When it was founded in 1994, the Lake Dillon Theatre Company drew its talent from a pool of mostly local drama buffs, amateurs with day jobs and high school plays on their résumés. But last June the company shed its community-theater cocoon and joined the ranks of professional companies on and off Broadway as Colorado’s newest member of the Actors’ Equity Association, a union that represents more than 49,000 stage actors and managers nationwide. Bragging rights aside (LDTC is one of only eight Actors’ Equity theaters in the state), this status confers tangible benefits on the company’s thespians, such as salary guarantees, health insurance, and pension plans. And it adds a sense of gravitas to LDTC’s other plans, such as a brick-and-mortar upgrade.
“Given where we started, a lot has been accomplished in such a short period of time,” says artistic director Chris Alleman, who since 2002 has grown the organization’s annual budget from $140,000 to over $1 million. “Everyone has stepped up to the plate artistically and creatively, setting the stage for really big things in the next couple of years, including the build-out of a brand-new facility.”
Those big things are already afoot: The LDTC has ramped up its stage productions in recent seasons with live music from Broadway to Motown via its Cabaret and Sunset at the Summit Series.

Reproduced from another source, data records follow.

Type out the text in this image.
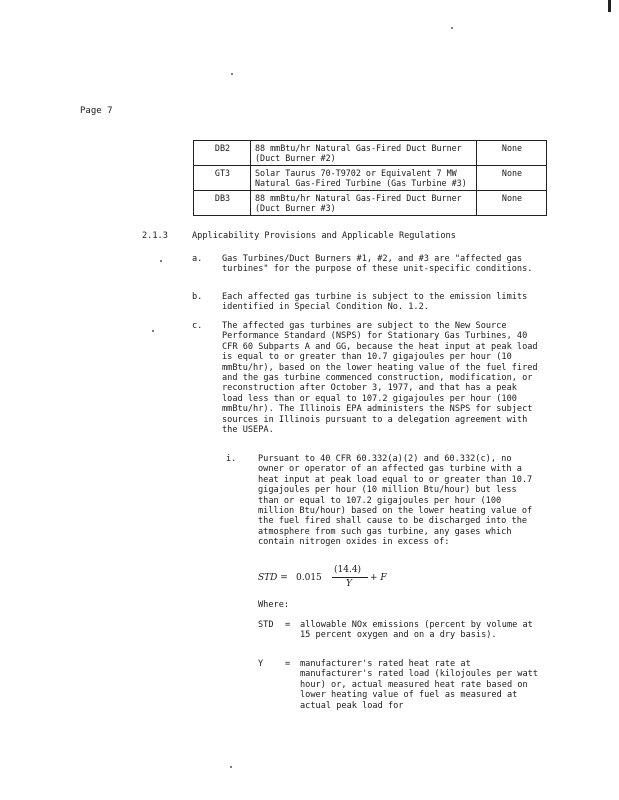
Page 7
DB2	88 mmBtu/hr Natural Gas-Fired Duct Burner (Duct Burner #2)	None
GT3	Solar Taurus 70-T9702 or Equivalent 7 MW Natural Gas-Fired Turbine (Gas Turbine #3)	None
DB3	88 mmBtu/hr Natural Gas-Fired Duct Burner (Duct Burner #3)	None
2.1.3	Applicability Provisions and Applicable Regulations
a. Gas Turbines/Duct Burners #1, #2, and #3 are "affected gas turbines" for the purpose of these unit-specific conditions.
b. Each affected gas turbine is subject to the emission limits identified in Special Condition No. 1.2.
c. The affected gas turbines are subject to the New Source Performance Standard (NSPS) for Stationary Gas Turbines, 40 CFR 60 Subparts A and GG, because the heat input at peak load is equal to or greater than 10.7 gigajoules per hour (10 mmBtu/hr), based on the lower heating value of the fuel fired and the gas turbine commenced construction, modification, or reconstruction after October 3, 1977, and that has a peak load less than or equal to 107.2 gigajoules per hour (100 mmBtu/hr). The Illinois EPA administers the NSPS for subject sources in Illinois pursuant to a delegation agreement with the USEPA.
i.	Pursuant to 40 CFR 60.332(a)(2) and 60.332(c), no owner or operator of an affected gas turbine with a heat input at peak load equal to or greater than 10.7 gigajoules per hour (10 million Btu/hour) but less than or equal to 107.2 gigajoules per hour (100 million Btu/hour) based on the lower heating value of the fuel fired shall cause to be discharged into the atmosphere from such gas turbine, any gases which contain nitrogen oxides in excess of:
STD = 0.015
(14.4)
Y
+ F
Where:
STD = allowable NOx emissions (percent by volume at 15 percent oxygen and on a dry basis).
Y	= manufacturer's rated heat rate at manufacturer's rated load (kilojoules per watt hour) or, actual measured heat rate based on lower heating value of fuel as measured at actual peak load for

The theater introduced a monthly play club, through which subscribers can experience the entire process of a play’s production, from initial readings and rehearsals all the way to the final product. And company members lead youth and adult workshops, along with popular New York theater and Utah Shakespeare trips, in which patrons travel as guests of the artistic team, attend plays, and participate in moderated discussions with the performers, many of whom have direct ties to the LDTC.

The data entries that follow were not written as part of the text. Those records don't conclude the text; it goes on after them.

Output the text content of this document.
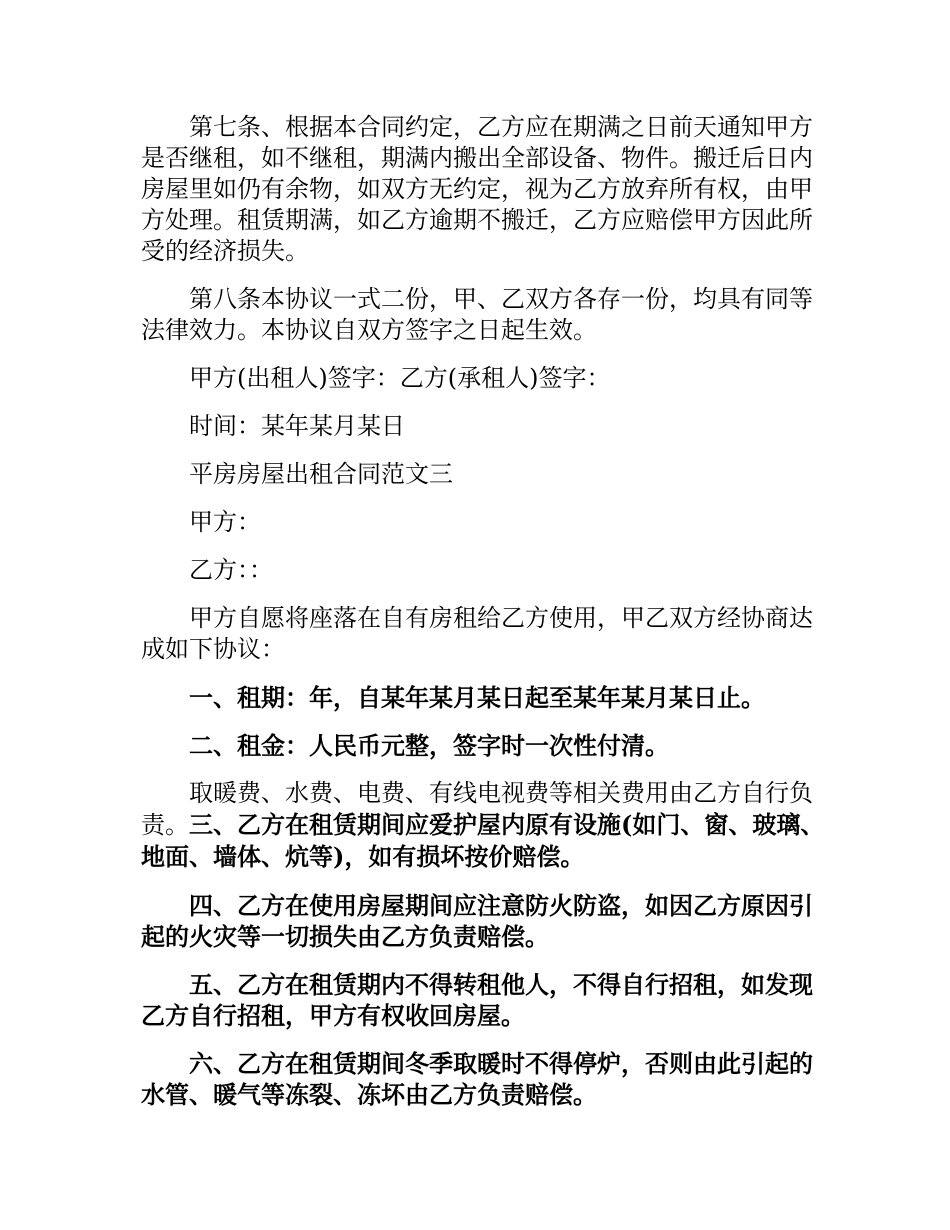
第七条、根据本合同约定，乙方应在期满之日前天通知甲方是否继租，如不继租，期满内搬出全部设备、物件。搬迁后日内房屋里如仍有余物，如双方无约定，视为乙方放弃所有权，由甲方处理。租赁期满，如乙方逾期不搬迁，乙方应赔偿甲方因此所受的经济损失。

第八条本协议一式二份，甲、乙双方各存一份，均具有同等法律效力。本协议自双方签字之日起生效。

甲方(出租人)签字：乙方(承租人)签字：

时间：某年某月某日

平房房屋出租合同范文三

甲方：

乙方：：

甲方自愿将座落在自有房租给乙方使用，甲乙双方经协商达成如下协议：

一、租期：年，自某年某月某日起至某年某月某日止。

二、租金：人民币元整，签字时一次性付清。

取暖费、水费、电费、有线电视费等相关费用由乙方自行负责。三、乙方在租赁期间应爱护屋内原有设施(如门、窗、玻璃、地面、墙体、炕等)，如有损坏按价赔偿。

四、乙方在使用房屋期间应注意防火防盗，如因乙方原因引起的火灾等一切损失由乙方负责赔偿。

五、乙方在租赁期内不得转租他人，不得自行招租，如发现乙方自行招租，甲方有权收回房屋。

六、乙方在租赁期间冬季取暖时不得停炉，否则由此引起的水管、暖气等冻裂、冻坏由乙方负责赔偿。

“Intimacy is extremely important to our organization,” Alleman says. “Audiences are either practically on stage with us or no more than ten to twelve feet away. And the intimacy goes beyond the theater: it’s about how we interact with our patrons in the lobby or at the grocery store. We want them to feel like they are a part of our organization. It’s what really sets us apart.”
That, and a twentieth season that places the spotlight on influential people and playwrights, from Mark Twain to Neil Simon and Martin Luther King, Jr. to Johnny Cash—diverse stories rich with ambition, aspiration, and Americana.
“The shows fit really well together because each of the characters is on this great American journey,” Alleman adds. “Some of them create the journey, like Mark Twain (Big River); some of them are on the journey, like Johnny Cash (Ring of Fire!); and others, like Martin Luther King (The Mountaintop), are the journey.”
And in staging all of these shows, LDTC’s union actors now command more than journeyman’s wages.
LDTC 2014 Season Highlights
Based on Mark Twain’s classic novel, this production stages the adventures of Huckleberry Finn and his friend Jim, a runaway slave, on their journey down the Mississippi. Featuring an award-winning score from Roger Miller.
Ring of Fire!
Though he’s not a character on stage, Johnny Cash’s spirit—and voice—pervade this jukebox musical about love, faith, hardship, redemption, family, and home. More than a dozen classic hits are reprised, from “I Walk the Line” to “A Boy Named Sue” to the haunting title track.
A fictional retelling of the Rev. Martin Luther King, Jr.’s last night on earth, all from within Room 306 of Memphis’s Lorraine Motel. Tense and inspiring, King wrestles with his hopes, dreams, doubts, and fears. “This is the show I’m most excited about this season,” says Chris Alleman. “It’s a regional premiere. We have the artistic director of the Negro Ensemble Company in New York. Two of my favorite actors from the Denver Center are coming in to perform. And it was just on Broadway a couple of years ago with Samuel L. Jackson and Angela Bassett.”